= William Carl Lineberger =

American chemist (1939–2023)

William Carl Lineberger (December 5, 1939 – October 17, 2023) was an American chemist.

==Life and career==
A native of Hamlet, North Carolina, William Carl Lineberger was born to parents Caleb Henry and Evelyn Pelot Cooper Lineberger on December 5, 1939. His mother was a former teacher and his father was a railroad worker. Through his mother, Lineberger is of French Huguenot descent. As a child, Lineberger was a Boy Scout and made Eagle rank. After completing his bachelor's, master's and doctoral degrees at the Georgia Institute of Technology, Lineberger began teaching at his alma mater, leaving for a research position at the U. S. Army Ballistic Research Laboratory and later the Joint Institute for Laboratory Astrophysics. The University of Colorado at Boulder, one of two joint operators of JILA, hired Lineberger as an assistant professor in 1970. He was named E. U. Condon Distinguished Professor of Chemistry at the University of Colorado in 1985.

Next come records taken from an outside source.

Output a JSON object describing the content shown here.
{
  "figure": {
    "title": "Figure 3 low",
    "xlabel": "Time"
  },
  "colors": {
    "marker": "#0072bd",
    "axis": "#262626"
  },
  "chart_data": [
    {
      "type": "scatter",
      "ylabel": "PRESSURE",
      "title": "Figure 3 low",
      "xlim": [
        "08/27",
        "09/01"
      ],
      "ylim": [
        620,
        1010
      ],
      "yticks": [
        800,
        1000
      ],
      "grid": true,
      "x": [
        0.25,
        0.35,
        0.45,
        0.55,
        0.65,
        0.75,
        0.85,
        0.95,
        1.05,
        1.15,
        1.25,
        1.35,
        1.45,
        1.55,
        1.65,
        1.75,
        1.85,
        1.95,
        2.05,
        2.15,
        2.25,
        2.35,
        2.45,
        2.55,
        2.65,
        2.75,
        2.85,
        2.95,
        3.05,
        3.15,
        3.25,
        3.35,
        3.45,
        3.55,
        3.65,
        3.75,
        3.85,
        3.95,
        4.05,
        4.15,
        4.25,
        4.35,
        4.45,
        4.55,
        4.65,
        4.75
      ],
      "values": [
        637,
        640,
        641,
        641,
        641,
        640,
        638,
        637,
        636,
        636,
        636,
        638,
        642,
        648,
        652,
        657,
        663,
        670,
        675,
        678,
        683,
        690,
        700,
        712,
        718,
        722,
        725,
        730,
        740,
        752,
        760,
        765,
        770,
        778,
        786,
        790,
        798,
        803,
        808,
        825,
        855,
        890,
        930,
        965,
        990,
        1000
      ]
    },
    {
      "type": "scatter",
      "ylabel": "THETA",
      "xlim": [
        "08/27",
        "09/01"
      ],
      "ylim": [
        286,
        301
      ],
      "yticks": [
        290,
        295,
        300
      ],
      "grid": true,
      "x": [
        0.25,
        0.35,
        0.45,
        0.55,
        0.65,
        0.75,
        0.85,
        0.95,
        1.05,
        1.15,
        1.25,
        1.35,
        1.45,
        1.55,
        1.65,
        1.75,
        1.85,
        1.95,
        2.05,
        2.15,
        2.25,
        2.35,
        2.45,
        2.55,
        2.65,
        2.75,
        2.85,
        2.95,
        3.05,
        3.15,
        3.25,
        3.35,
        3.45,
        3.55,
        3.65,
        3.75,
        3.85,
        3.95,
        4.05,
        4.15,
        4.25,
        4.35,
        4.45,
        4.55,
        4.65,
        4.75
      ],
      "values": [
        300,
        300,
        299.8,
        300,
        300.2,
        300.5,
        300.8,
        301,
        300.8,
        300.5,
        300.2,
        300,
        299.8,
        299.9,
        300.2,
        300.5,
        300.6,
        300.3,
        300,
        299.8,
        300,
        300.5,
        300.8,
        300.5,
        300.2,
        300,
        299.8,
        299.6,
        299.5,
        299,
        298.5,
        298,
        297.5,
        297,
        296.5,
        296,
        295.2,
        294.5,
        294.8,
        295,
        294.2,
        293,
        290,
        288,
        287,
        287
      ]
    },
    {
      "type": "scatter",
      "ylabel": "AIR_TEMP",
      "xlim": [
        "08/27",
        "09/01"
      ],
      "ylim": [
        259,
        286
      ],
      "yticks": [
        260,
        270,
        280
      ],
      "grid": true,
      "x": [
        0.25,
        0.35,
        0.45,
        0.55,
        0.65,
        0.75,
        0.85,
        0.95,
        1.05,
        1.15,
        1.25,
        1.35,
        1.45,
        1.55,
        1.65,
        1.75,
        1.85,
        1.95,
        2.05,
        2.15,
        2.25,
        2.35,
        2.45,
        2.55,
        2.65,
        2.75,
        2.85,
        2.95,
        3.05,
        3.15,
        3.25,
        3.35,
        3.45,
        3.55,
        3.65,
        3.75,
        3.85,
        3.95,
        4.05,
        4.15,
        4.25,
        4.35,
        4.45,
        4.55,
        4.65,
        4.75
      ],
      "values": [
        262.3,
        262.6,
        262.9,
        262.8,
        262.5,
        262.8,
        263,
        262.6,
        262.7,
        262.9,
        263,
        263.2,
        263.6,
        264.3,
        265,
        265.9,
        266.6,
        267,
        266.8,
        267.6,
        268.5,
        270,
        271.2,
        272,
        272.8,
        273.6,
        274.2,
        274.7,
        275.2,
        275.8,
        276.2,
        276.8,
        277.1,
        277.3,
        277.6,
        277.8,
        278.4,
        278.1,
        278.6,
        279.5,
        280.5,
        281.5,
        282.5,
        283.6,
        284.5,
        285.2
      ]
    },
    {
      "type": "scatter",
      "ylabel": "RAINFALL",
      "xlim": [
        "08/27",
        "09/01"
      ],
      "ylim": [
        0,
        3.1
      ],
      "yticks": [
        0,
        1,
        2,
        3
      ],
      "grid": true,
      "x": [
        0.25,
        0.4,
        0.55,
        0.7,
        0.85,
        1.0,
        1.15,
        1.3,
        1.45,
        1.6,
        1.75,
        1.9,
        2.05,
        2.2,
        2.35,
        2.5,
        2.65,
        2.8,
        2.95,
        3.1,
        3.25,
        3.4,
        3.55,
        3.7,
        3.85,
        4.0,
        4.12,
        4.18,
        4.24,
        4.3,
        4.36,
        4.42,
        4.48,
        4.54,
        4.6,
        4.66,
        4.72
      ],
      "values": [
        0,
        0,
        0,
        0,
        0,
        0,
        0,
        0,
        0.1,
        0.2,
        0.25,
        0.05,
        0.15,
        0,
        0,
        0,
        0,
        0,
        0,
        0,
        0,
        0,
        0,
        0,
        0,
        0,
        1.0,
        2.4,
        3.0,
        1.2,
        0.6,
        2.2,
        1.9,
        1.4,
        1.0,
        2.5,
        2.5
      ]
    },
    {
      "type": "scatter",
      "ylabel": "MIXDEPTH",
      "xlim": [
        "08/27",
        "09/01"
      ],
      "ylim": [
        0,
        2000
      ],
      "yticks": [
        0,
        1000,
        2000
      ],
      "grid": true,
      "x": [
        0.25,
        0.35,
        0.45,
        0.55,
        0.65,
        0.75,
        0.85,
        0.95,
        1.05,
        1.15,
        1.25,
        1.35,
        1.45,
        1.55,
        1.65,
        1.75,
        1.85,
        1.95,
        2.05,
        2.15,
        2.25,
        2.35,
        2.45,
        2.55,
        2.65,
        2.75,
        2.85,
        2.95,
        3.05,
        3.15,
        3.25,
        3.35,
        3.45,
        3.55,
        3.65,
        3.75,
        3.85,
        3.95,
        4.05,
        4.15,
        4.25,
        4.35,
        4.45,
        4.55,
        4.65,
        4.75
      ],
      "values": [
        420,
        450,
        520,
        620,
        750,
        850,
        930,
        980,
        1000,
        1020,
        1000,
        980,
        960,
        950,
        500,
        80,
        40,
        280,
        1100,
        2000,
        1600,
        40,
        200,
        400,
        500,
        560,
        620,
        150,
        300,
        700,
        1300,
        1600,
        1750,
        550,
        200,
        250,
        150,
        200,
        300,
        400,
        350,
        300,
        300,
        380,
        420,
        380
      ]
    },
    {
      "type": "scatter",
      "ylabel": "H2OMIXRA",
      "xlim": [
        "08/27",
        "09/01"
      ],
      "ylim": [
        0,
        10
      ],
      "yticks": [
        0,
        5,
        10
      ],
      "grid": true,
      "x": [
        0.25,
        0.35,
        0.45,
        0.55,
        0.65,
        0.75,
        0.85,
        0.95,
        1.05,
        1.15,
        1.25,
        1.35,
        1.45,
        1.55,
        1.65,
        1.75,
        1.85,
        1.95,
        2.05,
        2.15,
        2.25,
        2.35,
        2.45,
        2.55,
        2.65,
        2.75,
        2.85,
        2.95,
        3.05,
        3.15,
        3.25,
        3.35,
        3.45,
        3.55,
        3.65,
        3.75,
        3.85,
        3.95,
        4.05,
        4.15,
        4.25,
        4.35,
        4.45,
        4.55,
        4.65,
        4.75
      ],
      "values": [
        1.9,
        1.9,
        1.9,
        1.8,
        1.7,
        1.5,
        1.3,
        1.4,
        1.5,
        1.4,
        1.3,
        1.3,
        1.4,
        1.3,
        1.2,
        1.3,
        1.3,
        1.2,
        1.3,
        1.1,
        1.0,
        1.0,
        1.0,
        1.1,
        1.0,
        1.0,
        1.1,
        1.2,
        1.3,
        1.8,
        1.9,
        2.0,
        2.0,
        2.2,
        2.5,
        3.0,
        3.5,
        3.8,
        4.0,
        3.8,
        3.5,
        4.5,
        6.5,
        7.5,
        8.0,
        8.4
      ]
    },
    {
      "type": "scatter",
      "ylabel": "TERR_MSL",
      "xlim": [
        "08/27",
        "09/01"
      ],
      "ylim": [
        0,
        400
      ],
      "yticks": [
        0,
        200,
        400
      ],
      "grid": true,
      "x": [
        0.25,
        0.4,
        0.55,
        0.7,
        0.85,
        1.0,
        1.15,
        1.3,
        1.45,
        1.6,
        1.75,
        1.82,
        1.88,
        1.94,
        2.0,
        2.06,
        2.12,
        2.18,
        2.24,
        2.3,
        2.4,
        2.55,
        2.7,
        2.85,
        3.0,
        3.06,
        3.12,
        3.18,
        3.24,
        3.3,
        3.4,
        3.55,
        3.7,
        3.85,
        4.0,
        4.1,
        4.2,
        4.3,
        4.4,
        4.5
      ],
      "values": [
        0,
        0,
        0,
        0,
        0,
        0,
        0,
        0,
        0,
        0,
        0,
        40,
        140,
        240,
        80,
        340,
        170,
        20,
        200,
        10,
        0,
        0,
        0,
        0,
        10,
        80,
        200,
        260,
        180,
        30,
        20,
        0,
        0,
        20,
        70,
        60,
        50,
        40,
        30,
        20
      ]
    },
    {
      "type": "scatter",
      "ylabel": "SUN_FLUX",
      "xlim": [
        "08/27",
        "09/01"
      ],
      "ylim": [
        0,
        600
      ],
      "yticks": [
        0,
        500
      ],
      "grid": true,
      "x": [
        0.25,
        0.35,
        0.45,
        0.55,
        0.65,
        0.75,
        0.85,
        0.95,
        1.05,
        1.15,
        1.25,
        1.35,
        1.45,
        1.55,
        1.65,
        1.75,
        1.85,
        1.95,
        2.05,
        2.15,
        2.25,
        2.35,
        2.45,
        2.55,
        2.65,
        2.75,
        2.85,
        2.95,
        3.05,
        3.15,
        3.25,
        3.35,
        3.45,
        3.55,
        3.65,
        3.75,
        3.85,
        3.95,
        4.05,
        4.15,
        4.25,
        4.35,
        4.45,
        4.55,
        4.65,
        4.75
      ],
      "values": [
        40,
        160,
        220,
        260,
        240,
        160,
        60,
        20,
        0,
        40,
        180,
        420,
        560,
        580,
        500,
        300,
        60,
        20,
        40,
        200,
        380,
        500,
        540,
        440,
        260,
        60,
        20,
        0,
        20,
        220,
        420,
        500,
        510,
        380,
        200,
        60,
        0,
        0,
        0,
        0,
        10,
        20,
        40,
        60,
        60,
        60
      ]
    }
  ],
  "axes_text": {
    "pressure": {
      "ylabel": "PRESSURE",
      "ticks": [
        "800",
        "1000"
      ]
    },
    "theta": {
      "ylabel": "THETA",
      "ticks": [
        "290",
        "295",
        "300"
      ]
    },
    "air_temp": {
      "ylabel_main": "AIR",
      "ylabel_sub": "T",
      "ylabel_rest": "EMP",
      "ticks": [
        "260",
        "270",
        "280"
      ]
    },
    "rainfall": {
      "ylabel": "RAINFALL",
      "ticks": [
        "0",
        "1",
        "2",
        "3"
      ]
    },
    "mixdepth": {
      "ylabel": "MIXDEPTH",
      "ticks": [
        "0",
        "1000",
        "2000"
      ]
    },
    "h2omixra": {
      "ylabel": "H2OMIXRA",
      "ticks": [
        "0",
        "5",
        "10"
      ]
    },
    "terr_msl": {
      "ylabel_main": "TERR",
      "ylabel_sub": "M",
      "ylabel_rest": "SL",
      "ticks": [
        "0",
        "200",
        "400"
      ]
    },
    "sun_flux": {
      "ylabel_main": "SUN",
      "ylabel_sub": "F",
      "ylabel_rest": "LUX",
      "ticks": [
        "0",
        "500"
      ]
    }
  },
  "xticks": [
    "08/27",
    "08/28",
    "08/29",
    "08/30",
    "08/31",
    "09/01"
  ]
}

Over the course of his career, Lineberger received several awards. Among them are: the Herbert P. Broida Prize (1981) awarded by the American Physical Society, the Earle K. Plyler Prize for Molecular Spectroscopy (1992), Irving Langmuir Award (1996) and Peter Debye Award (2004) of the American Chemical Society, and the William F. Meggers Award in Spectroscopy (1989) from the Optical Society of America. Lineberger received the NAS Award in Chemical Sciences in 2015. Lineberger was a member of the American Chemical Society as well as the National Academy of Sciences (1983) and American Academy of Arts and Sciences (1995). He was a fellow of the American Association for the Advancement of Science and the American Physical Society (1973). From 2011 to 2016, Lineberger served on the National Science Board and was nominated for a second term by Barack Obama in 2016.

Lineberger died on October 17, 2023, at the age of 83.